Even if a patient does find they're interested in pursuing a natural treatment, perhaps in tandem with Western medicine, many doctors are reluctant to support the exploration. Many are simply uninformed about the ingredients, procedures, effects and risks, and advise their patients against the treatments altogether, often dismissing them as 'quackery', as snake oil.

Without question, some treatments certainly are exploitive in nature, ineffective and often not covered by most insurance plans, and therefore quite costly. But so are well-established allopathic treatments, like chemotherapy, which to the uninsured can mean bankruptcy along with the grueling months off of work while enduring treatment. And even though widely used and considered one of the most effective weapons against cancer, chemotherapy hasn't actually been proven to have long-term effectiveness in eliminating the disease. A 2004 study conducted at the Northern Sydney Cancer Centre, Royal North Shore in Australia found that chemotherapy has a 5-year success rate in just over 2 percent of all cancers.

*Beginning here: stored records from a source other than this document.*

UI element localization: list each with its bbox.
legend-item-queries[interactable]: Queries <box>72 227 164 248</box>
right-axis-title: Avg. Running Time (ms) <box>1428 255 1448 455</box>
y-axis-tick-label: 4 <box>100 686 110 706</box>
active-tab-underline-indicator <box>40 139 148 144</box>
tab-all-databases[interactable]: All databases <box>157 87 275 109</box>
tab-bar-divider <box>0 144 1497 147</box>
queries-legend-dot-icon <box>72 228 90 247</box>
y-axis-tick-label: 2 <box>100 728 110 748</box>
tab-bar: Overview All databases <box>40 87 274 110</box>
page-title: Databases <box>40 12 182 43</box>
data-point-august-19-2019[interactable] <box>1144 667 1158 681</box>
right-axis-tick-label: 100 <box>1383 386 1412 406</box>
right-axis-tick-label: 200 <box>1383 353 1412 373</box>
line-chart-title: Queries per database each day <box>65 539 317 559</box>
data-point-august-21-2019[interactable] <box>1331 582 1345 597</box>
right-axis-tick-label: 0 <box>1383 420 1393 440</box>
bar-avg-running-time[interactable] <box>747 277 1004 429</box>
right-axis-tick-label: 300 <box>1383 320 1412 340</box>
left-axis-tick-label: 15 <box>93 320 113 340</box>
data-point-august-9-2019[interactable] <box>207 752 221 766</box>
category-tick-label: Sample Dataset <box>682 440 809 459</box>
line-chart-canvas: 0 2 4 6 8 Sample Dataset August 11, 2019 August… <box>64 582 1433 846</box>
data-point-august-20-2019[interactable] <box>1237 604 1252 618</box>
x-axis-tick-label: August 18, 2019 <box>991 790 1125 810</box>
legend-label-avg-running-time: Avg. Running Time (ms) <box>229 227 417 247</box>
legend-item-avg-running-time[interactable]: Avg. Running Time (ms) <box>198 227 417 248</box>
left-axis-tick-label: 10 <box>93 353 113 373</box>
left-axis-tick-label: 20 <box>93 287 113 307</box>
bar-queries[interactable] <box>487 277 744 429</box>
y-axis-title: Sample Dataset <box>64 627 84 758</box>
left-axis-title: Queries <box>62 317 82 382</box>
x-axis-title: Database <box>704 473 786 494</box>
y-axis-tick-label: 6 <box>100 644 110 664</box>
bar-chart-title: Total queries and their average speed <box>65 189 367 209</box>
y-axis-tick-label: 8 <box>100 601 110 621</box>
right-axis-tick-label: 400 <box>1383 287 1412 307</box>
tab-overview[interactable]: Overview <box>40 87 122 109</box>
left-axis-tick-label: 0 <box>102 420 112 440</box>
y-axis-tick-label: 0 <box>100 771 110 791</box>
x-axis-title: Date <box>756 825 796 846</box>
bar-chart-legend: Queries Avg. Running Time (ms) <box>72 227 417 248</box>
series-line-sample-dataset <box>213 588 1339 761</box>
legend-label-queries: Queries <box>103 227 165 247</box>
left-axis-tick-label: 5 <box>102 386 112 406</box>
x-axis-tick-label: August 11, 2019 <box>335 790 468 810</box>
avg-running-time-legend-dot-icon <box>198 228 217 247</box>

Now, recent research coming out of Canada shows promising results in curing cancer with a relatively well known drug; but the discovery, like so many before it, has received little media attention or consideration by major pharmaceutical companies. Researchers at Edmonton's University of Alberta have found that the drug DCA (dichloracetate), already used to treat metabolic disorders with few side effects or risks, killed certain cancer cells while not affecting healthy cells. A long believed theory that cancer cells use a process called glycolysis (using sugar to fuel the main cell body) to power their takeover of healthy cells, may have been disproven by the study. The Canadian researchers found that by simply stimulating the cancer cell's mitochondria (which in cancer cells appears inactive or damaged, unlike in healthy cells) by the administration of DCA, the cells actually could not function and soon died. The drug is not patented, which would allow, essentially for the first time, an incredibly inexpensive conventional cancer treatment option. And for that reason, no pharmaceutical company has shown interest in manufacturing it as a cancer drug.

If it was at any point impolite to point out the rampant fraud, misconduct and unethical motives regularly employed by the corporate entities entwined with our country's governing agencies, that time is not now. After the banking system all but collapsed, taking the stock market and tens of thousands of jobs along with it, and leaving in its wake of destruction a trail of angry, unemployed and the please-god-not-now ill forced to Occupy the institutions supposed to be protecting them, the last thing a disenchanted populace wants to hear is that possible cures for cancer are being hidden for no other reason than corporate greed.

Still, the pharmaceutical industry has value in disease prevention, treatment and management. And DCA could actually be one of those wonder drugs we take for granted eventually, like penicillin or aspirin. But it's a question we've no doubt asked before, and will likely ask again: Is this finally the cancer cure we've been waiting for? Or, is it just another alternative destined to be overshadowed by less effective, more expensive and highly toxic "treatments" pushed by an industry that is itself, showing signs of metastasized malignancy?